Porque na tenra idade como artista aprendi que quando se aperfeiçoa essa
actividade apesar da adversidade, precisa-se depois da colectividade do ensino
aprendizagem (escola, comunidade) e a melhor forma de ser original é caminhar
algumas vezes sozinho. Mas que na hora de uma abordagem e análise da situação
deve-se contemplar o mar sem filtros, preto e colorido, bravo e tranquilo como
se nos batêssemos defronte, caracterizando-o com as suas ondas acesas e nua
maresia, num cenário onde o pescador esticando o anzol depara-se com a nascente
do sol toda florida e simpática convidando-lhe para um mergulho, quando as
garotas bonitas da restinga num gingar de veado meneiam a cabeça envolvendo os
turistas a passarem mais tempo do que deviam, enquanto as crianças combinavam uma
partida de fotball nos arredores da praia.
´De certo, que o que levou o autor da
obra “Ecos da minha Terra” foi pela paixão que tinha, para além dele mesmo
levar os outros a envolverem-se primeiramente com a vida, terem confiança em si
próprio em meras dificuldades, olhar para um povo, sua etnia, hábitos e
costumes, romper preconceitos ao falar de uma tribos com as suas ambições.
Quando retrata a gente do mar, o sacrifício por eles feitos no quotidiano ao
acordar de madrugada despertados pelo som dos galos e a forma costumeira como
se trajavam parecendo mulheres: pano-saia pelos joelhos e outros panos que
enrolavam pela cabeça, caminhavam para o mar arrastando a canoa na água com
seus braços vigorosos, anzóis lançados fumando seus cachimbos de barro e outras
aventuras da juventude.
Mas as aventuras da juventude não podem
cegar-nos a visão do que ao longo do período da razão fomos investindo os
nossos sonhos pluralizados e singularizados tendo em conta as nossas
expectativas. Pese embora não ao ritmo em que nos acostumamos a ser servidos.

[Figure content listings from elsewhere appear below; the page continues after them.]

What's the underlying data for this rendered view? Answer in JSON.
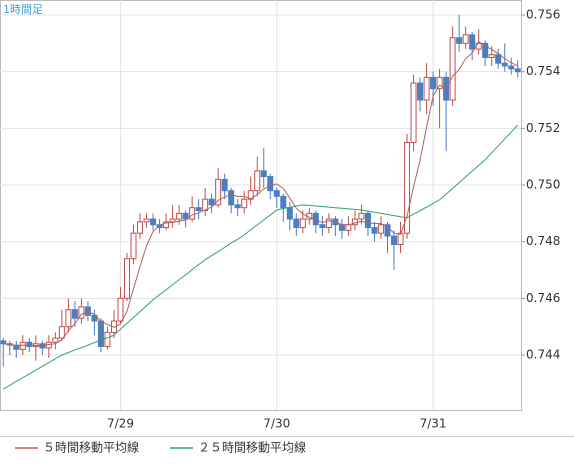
{
  "chart_data": {
    "type": "candlestick",
    "title": "1時間足",
    "categories": [
      null,
      null,
      null,
      null,
      null,
      null,
      null,
      null,
      null,
      null,
      null,
      null,
      null,
      null,
      null,
      null,
      null,
      null,
      "7/29",
      null,
      null,
      null,
      null,
      null,
      null,
      null,
      null,
      null,
      null,
      null,
      null,
      null,
      null,
      null,
      null,
      null,
      null,
      null,
      null,
      null,
      null,
      null,
      "7/30",
      null,
      null,
      null,
      null,
      null,
      null,
      null,
      null,
      null,
      null,
      null,
      null,
      null,
      null,
      null,
      null,
      null,
      null,
      null,
      null,
      null,
      null,
      null,
      "7/31",
      null,
      null,
      null,
      null,
      null,
      null,
      null,
      null,
      null,
      null,
      null,
      null,
      null
    ],
    "open": [
      0.7445,
      0.7444,
      0.74435,
      0.7442,
      0.74445,
      0.7443,
      0.7444,
      0.74425,
      0.74445,
      0.7446,
      0.745,
      0.7456,
      0.7453,
      0.7457,
      0.7454,
      0.7452,
      0.7443,
      0.7448,
      0.7452,
      0.746,
      0.7474,
      0.7483,
      0.7487,
      0.7488,
      0.7486,
      0.7485,
      0.7487,
      0.7488,
      0.749,
      0.7488,
      0.7492,
      0.7491,
      0.7495,
      0.7493,
      0.7502,
      0.7498,
      0.7493,
      0.7492,
      0.7495,
      0.7498,
      0.7505,
      0.7503,
      0.7498,
      0.7496,
      0.7492,
      0.7488,
      0.7485,
      0.7488,
      0.749,
      0.7486,
      0.7485,
      0.7488,
      0.7486,
      0.7484,
      0.7486,
      0.7488,
      0.749,
      0.7485,
      0.7483,
      0.7486,
      0.7482,
      0.7479,
      0.7483,
      0.7515,
      0.7536,
      0.753,
      0.7538,
      0.7534,
      0.7538,
      0.753,
      0.7552,
      0.755,
      0.7553,
      0.7548,
      0.755,
      0.7545,
      0.7546,
      0.7543,
      0.7542,
      0.7541
    ],
    "high": [
      0.7446,
      0.7445,
      0.7445,
      0.7447,
      0.7446,
      0.7447,
      0.7445,
      0.7447,
      0.7448,
      0.7456,
      0.746,
      0.7459,
      0.746,
      0.7459,
      0.7456,
      0.7453,
      0.745,
      0.7456,
      0.7464,
      0.7476,
      0.7486,
      0.749,
      0.749,
      0.749,
      0.7488,
      0.749,
      0.7493,
      0.7493,
      0.7491,
      0.7496,
      0.7495,
      0.7499,
      0.7497,
      0.7506,
      0.7504,
      0.7499,
      0.7495,
      0.7498,
      0.7503,
      0.751,
      0.7513,
      0.7504,
      0.7499,
      0.7497,
      0.7494,
      0.749,
      0.7491,
      0.7492,
      0.7491,
      0.7489,
      0.749,
      0.7489,
      0.7488,
      0.7489,
      0.7491,
      0.7493,
      0.7491,
      0.7487,
      0.7489,
      0.7487,
      0.7484,
      0.7487,
      0.7518,
      0.7539,
      0.7538,
      0.7543,
      0.754,
      0.7541,
      0.754,
      0.7556,
      0.756,
      0.7556,
      0.7554,
      0.7555,
      0.7551,
      0.7549,
      0.7548,
      0.755,
      0.7545,
      0.7544
    ],
    "low": [
      0.7436,
      0.744,
      0.7439,
      0.744,
      0.7441,
      0.7438,
      0.744,
      0.7439,
      0.7442,
      0.7445,
      0.7448,
      0.745,
      0.7451,
      0.7452,
      0.7447,
      0.7441,
      0.7442,
      0.7446,
      0.7451,
      0.7459,
      0.7472,
      0.7481,
      0.7485,
      0.7484,
      0.7483,
      0.7484,
      0.7485,
      0.7486,
      0.7485,
      0.7487,
      0.7488,
      0.7489,
      0.749,
      0.7492,
      0.7495,
      0.749,
      0.7489,
      0.749,
      0.7493,
      0.7496,
      0.7499,
      0.7495,
      0.7492,
      0.7487,
      0.7484,
      0.7482,
      0.7483,
      0.7486,
      0.7483,
      0.7482,
      0.7483,
      0.7482,
      0.7481,
      0.7482,
      0.7484,
      0.7486,
      0.7482,
      0.748,
      0.7481,
      0.7476,
      0.747,
      0.7476,
      0.7481,
      0.7512,
      0.7526,
      0.7525,
      0.7528,
      0.752,
      0.7512,
      0.7528,
      0.7547,
      0.7548,
      0.7544,
      0.7546,
      0.7542,
      0.7542,
      0.7541,
      0.754,
      0.7539,
      0.7538
    ],
    "close": [
      0.7444,
      0.74435,
      0.7442,
      0.74445,
      0.7443,
      0.7444,
      0.74425,
      0.74445,
      0.7446,
      0.745,
      0.7456,
      0.7453,
      0.7457,
      0.7454,
      0.7452,
      0.7443,
      0.7448,
      0.7452,
      0.746,
      0.7474,
      0.7483,
      0.7487,
      0.7488,
      0.7486,
      0.7485,
      0.7487,
      0.7488,
      0.749,
      0.7488,
      0.7492,
      0.7491,
      0.7495,
      0.7493,
      0.7502,
      0.7498,
      0.7493,
      0.7492,
      0.7495,
      0.7498,
      0.7505,
      0.7503,
      0.7498,
      0.7496,
      0.7492,
      0.7488,
      0.7485,
      0.7488,
      0.749,
      0.7486,
      0.7485,
      0.7488,
      0.7486,
      0.7484,
      0.7486,
      0.7488,
      0.749,
      0.7485,
      0.7483,
      0.7486,
      0.7482,
      0.7479,
      0.7483,
      0.7515,
      0.7536,
      0.753,
      0.7538,
      0.7534,
      0.7538,
      0.753,
      0.7552,
      0.755,
      0.7553,
      0.7548,
      0.755,
      0.7545,
      0.7546,
      0.7543,
      0.7542,
      0.7541,
      0.754
    ],
    "up_color": "#c0504d",
    "down_color": "#4a7fc1",
    "series": [
      {
        "name": "５時間移動平均線",
        "color": "#b5625e",
        "values": [
          0.7444,
          0.74438,
          0.74432,
          0.74435,
          0.74434,
          0.74434,
          0.74432,
          0.74437,
          0.7444,
          0.74454,
          0.74486,
          0.7451,
          0.74544,
          0.74552,
          0.74544,
          0.74518,
          0.74508,
          0.74498,
          0.7451,
          0.74554,
          0.74634,
          0.74712,
          0.74786,
          0.74836,
          0.74858,
          0.74866,
          0.74868,
          0.74872,
          0.74876,
          0.74894,
          0.74902,
          0.74912,
          0.74922,
          0.74946,
          0.74958,
          0.74966,
          0.7496,
          0.7496,
          0.74952,
          0.74966,
          0.74986,
          0.74998,
          0.75004,
          0.74988,
          0.74954,
          0.74918,
          0.74898,
          0.74886,
          0.74876,
          0.74868,
          0.74874,
          0.7487,
          0.7486,
          0.7486,
          0.74866,
          0.74872,
          0.74866,
          0.74864,
          0.74864,
          0.74852,
          0.7483,
          0.74826,
          0.7489,
          0.74994,
          0.75088,
          0.75204,
          0.75314,
          0.75352,
          0.7534,
          0.75384,
          0.75408,
          0.75446,
          0.75466,
          0.75506,
          0.75492,
          0.75478,
          0.75464,
          0.75446,
          0.75432,
          0.7542
        ]
      },
      {
        "name": "２５時間移動平均線",
        "color": "#2fa36b",
        "values": [
          0.7428,
          0.74293,
          0.74307,
          0.7432,
          0.74333,
          0.74347,
          0.7436,
          0.74373,
          0.74387,
          0.744,
          0.74409,
          0.74418,
          0.74426,
          0.74435,
          0.74444,
          0.74453,
          0.74461,
          0.7447,
          0.74491,
          0.74512,
          0.74533,
          0.74553,
          0.74574,
          0.74595,
          0.74613,
          0.7463,
          0.74648,
          0.74666,
          0.74683,
          0.74701,
          0.74719,
          0.74736,
          0.74751,
          0.74765,
          0.7478,
          0.74795,
          0.74809,
          0.74824,
          0.74842,
          0.74859,
          0.74877,
          0.74894,
          0.74912,
          0.74917,
          0.74921,
          0.74926,
          0.7493,
          0.74928,
          0.74926,
          0.74924,
          0.74922,
          0.7492,
          0.74918,
          0.74916,
          0.74914,
          0.74912,
          0.74908,
          0.74904,
          0.749,
          0.74896,
          0.74892,
          0.74888,
          0.74884,
          0.74897,
          0.7491,
          0.74922,
          0.74935,
          0.74948,
          0.74968,
          0.74988,
          0.75008,
          0.75029,
          0.75049,
          0.75069,
          0.75089,
          0.75114,
          0.75138,
          0.75163,
          0.75187,
          0.75212
        ]
      }
    ],
    "ylim": [
      0.74206,
      0.75653
    ],
    "yticks": [
      {
        "value": 0.744,
        "label": "0.744"
      },
      {
        "value": 0.746,
        "label": "0.746"
      },
      {
        "value": 0.748,
        "label": "0.748"
      },
      {
        "value": 0.75,
        "label": "0.750"
      },
      {
        "value": 0.752,
        "label": "0.752"
      },
      {
        "value": 0.754,
        "label": "0.754"
      },
      {
        "value": 0.756,
        "label": "0.756"
      }
    ],
    "grid": true
  }
}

Mas agora também devemos ser nós a plantar, a colher a fazer a distribuição dos
bens de primeira necessidade para uma boa parte dos que precisam.
Nesta senda alguns precisam de dinheiro,
outros de saúde, outros precisam de estímulos, outros de comida, outros de
educação, e outros de tudo. Factos que nunca vão deixar de existir.

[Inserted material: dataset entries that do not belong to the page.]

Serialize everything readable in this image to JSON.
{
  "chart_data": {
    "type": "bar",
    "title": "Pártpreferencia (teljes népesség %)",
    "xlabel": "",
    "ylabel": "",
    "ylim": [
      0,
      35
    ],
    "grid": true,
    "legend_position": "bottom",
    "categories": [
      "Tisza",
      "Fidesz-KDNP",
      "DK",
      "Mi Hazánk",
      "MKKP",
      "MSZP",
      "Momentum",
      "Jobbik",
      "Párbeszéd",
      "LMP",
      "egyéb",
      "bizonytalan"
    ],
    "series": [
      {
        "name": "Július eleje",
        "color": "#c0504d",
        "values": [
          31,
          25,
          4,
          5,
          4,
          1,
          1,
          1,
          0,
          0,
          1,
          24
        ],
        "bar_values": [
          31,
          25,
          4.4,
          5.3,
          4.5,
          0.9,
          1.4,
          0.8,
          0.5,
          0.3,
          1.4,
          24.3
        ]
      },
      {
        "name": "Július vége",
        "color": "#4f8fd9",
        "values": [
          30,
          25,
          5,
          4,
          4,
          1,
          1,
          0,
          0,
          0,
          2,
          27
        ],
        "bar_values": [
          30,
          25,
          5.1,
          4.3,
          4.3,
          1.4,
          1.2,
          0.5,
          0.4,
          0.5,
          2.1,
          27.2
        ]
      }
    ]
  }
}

“Ecos da minha Terra”ainda pode ser um antídoto para esse contexto,
repugnando tudo que não nos acresce, que não nos vivifica, que tende a
influenciar mentes a esquecer a
generosidade de uma nação que preocupa-se em ser ela mesma, que escusa-se a
responder entre o ladrão e o feiticeiro qual dos dois é o primeiro a sair as
altas horas da noite, sem primeiro levar
em conta a demanda da sua objectividade nesta narrativa.

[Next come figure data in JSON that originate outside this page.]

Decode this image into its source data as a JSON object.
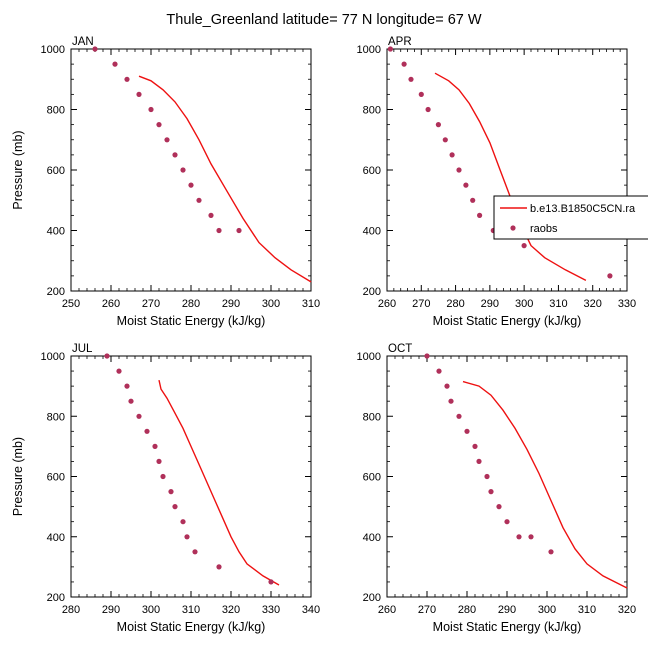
{
  "figure_title": "Thule_Greenland  latitude= 77 N longitude= 67 W",
  "legend": {
    "model_label": "b.e13.B1850C5CN.ra",
    "obs_label": "raobs"
  },
  "colors": {
    "model": "#ee1111",
    "obs": "#b0305a"
  },
  "chart_data": [
    {
      "type": "line",
      "panel_label": "JAN",
      "xlabel": "Moist Static Energy (kJ/kg)",
      "ylabel": "Pressure (mb)",
      "xlim": [
        250,
        310
      ],
      "xticks": [
        250,
        260,
        270,
        280,
        290,
        300,
        310
      ],
      "ylim": [
        1000,
        200
      ],
      "yticks": [
        1000,
        800,
        600,
        400,
        200
      ],
      "series": [
        {
          "kind": "line",
          "points": [
            [
              267,
              910
            ],
            [
              270,
              895
            ],
            [
              273,
              865
            ],
            [
              276,
              825
            ],
            [
              279,
              770
            ],
            [
              282,
              700
            ],
            [
              285,
              620
            ],
            [
              289,
              530
            ],
            [
              293,
              440
            ],
            [
              297,
              360
            ],
            [
              301,
              310
            ],
            [
              305,
              270
            ],
            [
              310,
              230
            ]
          ]
        },
        {
          "kind": "scatter",
          "points": [
            [
              256,
              1000
            ],
            [
              261,
              950
            ],
            [
              264,
              900
            ],
            [
              267,
              850
            ],
            [
              270,
              800
            ],
            [
              272,
              750
            ],
            [
              274,
              700
            ],
            [
              276,
              650
            ],
            [
              278,
              600
            ],
            [
              280,
              550
            ],
            [
              282,
              500
            ],
            [
              285,
              450
            ],
            [
              287,
              400
            ],
            [
              292,
              400
            ]
          ]
        }
      ]
    },
    {
      "type": "line",
      "panel_label": "APR",
      "xlabel": "Moist Static Energy (kJ/kg)",
      "ylabel": "",
      "xlim": [
        260,
        330
      ],
      "xticks": [
        260,
        270,
        280,
        290,
        300,
        310,
        320,
        330
      ],
      "ylim": [
        1000,
        200
      ],
      "yticks": [
        1000,
        800,
        600,
        400,
        200
      ],
      "series": [
        {
          "kind": "line",
          "points": [
            [
              274,
              920
            ],
            [
              278,
              895
            ],
            [
              281,
              865
            ],
            [
              284,
              820
            ],
            [
              287,
              760
            ],
            [
              290,
              690
            ],
            [
              293,
              600
            ],
            [
              296,
              510
            ],
            [
              299,
              420
            ],
            [
              302,
              350
            ],
            [
              306,
              310
            ],
            [
              312,
              270
            ],
            [
              318,
              235
            ]
          ]
        },
        {
          "kind": "scatter",
          "points": [
            [
              261,
              1000
            ],
            [
              265,
              950
            ],
            [
              267,
              900
            ],
            [
              270,
              850
            ],
            [
              272,
              800
            ],
            [
              275,
              750
            ],
            [
              277,
              700
            ],
            [
              279,
              650
            ],
            [
              281,
              600
            ],
            [
              283,
              550
            ],
            [
              285,
              500
            ],
            [
              287,
              450
            ],
            [
              291,
              400
            ],
            [
              294,
              400
            ],
            [
              300,
              350
            ],
            [
              325,
              250
            ]
          ]
        }
      ]
    },
    {
      "type": "line",
      "panel_label": "JUL",
      "xlabel": "Moist Static Energy (kJ/kg)",
      "ylabel": "Pressure (mb)",
      "xlim": [
        280,
        340
      ],
      "xticks": [
        280,
        290,
        300,
        310,
        320,
        330,
        340
      ],
      "ylim": [
        1000,
        200
      ],
      "yticks": [
        1000,
        800,
        600,
        400,
        200
      ],
      "series": [
        {
          "kind": "line",
          "points": [
            [
              302,
              920
            ],
            [
              302.5,
              890
            ],
            [
              304,
              860
            ],
            [
              306,
              810
            ],
            [
              308,
              760
            ],
            [
              310,
              700
            ],
            [
              312,
              640
            ],
            [
              314,
              580
            ],
            [
              316,
              520
            ],
            [
              318,
              460
            ],
            [
              320,
              400
            ],
            [
              322,
              350
            ],
            [
              324,
              310
            ],
            [
              328,
              270
            ],
            [
              332,
              240
            ]
          ]
        },
        {
          "kind": "scatter",
          "points": [
            [
              289,
              1000
            ],
            [
              292,
              950
            ],
            [
              294,
              900
            ],
            [
              295,
              850
            ],
            [
              297,
              800
            ],
            [
              299,
              750
            ],
            [
              301,
              700
            ],
            [
              302,
              650
            ],
            [
              303,
              600
            ],
            [
              305,
              550
            ],
            [
              306,
              500
            ],
            [
              308,
              450
            ],
            [
              309,
              400
            ],
            [
              311,
              350
            ],
            [
              317,
              300
            ],
            [
              330,
              250
            ]
          ]
        }
      ]
    },
    {
      "type": "line",
      "panel_label": "OCT",
      "xlabel": "Moist Static Energy (kJ/kg)",
      "ylabel": "",
      "xlim": [
        260,
        320
      ],
      "xticks": [
        260,
        270,
        280,
        290,
        300,
        310,
        320
      ],
      "ylim": [
        1000,
        200
      ],
      "yticks": [
        1000,
        800,
        600,
        400,
        200
      ],
      "series": [
        {
          "kind": "line",
          "points": [
            [
              279,
              915
            ],
            [
              283,
              900
            ],
            [
              286,
              870
            ],
            [
              289,
              820
            ],
            [
              292,
              760
            ],
            [
              295,
              690
            ],
            [
              298,
              610
            ],
            [
              301,
              520
            ],
            [
              304,
              430
            ],
            [
              307,
              360
            ],
            [
              310,
              310
            ],
            [
              314,
              270
            ],
            [
              320,
              230
            ]
          ]
        },
        {
          "kind": "scatter",
          "points": [
            [
              270,
              1000
            ],
            [
              273,
              950
            ],
            [
              275,
              900
            ],
            [
              276,
              850
            ],
            [
              278,
              800
            ],
            [
              280,
              750
            ],
            [
              282,
              700
            ],
            [
              283,
              650
            ],
            [
              285,
              600
            ],
            [
              286,
              550
            ],
            [
              288,
              500
            ],
            [
              290,
              450
            ],
            [
              293,
              400
            ],
            [
              296,
              400
            ],
            [
              301,
              350
            ]
          ]
        }
      ]
    }
  ]
}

Assim também deve ser os nossos pontos
de vista, firmado num propósito de que alguém pode sair a ganhar sem flagelo,
contribuir para o bem, pautar numa atitude em que ninguém se martirize, ninguém
perca alguma coisa indispensável, e que ao ter seja também para o benefício dos
que não conseguem obter o que conseguiu com sacrifício.
A atitude de escritor ou artista nunca
deve ser para pintar a sociedade de nuvem, nem mesmo acirrar os ventos com
clima podre agravando a terra com tempestade, o que precisamos agora atendendo
o contexto em que se vive é de um ombro amigo, que permita repousar a nossa
alma depois das guerras que suportamos no dia à dia. Um solo que ainda despeje
o oxigénio para respirarmos. Uma terra que não viva a vida toda a julgar nossos
defeitos, que nos estimule a sermos diferentes, a corrigir os nossos fracassos,
sermos humanos capazes de suportarmos os grandes e ajudarmos os mais fracos.
Evitar que a vida seja apenas noites de saudades.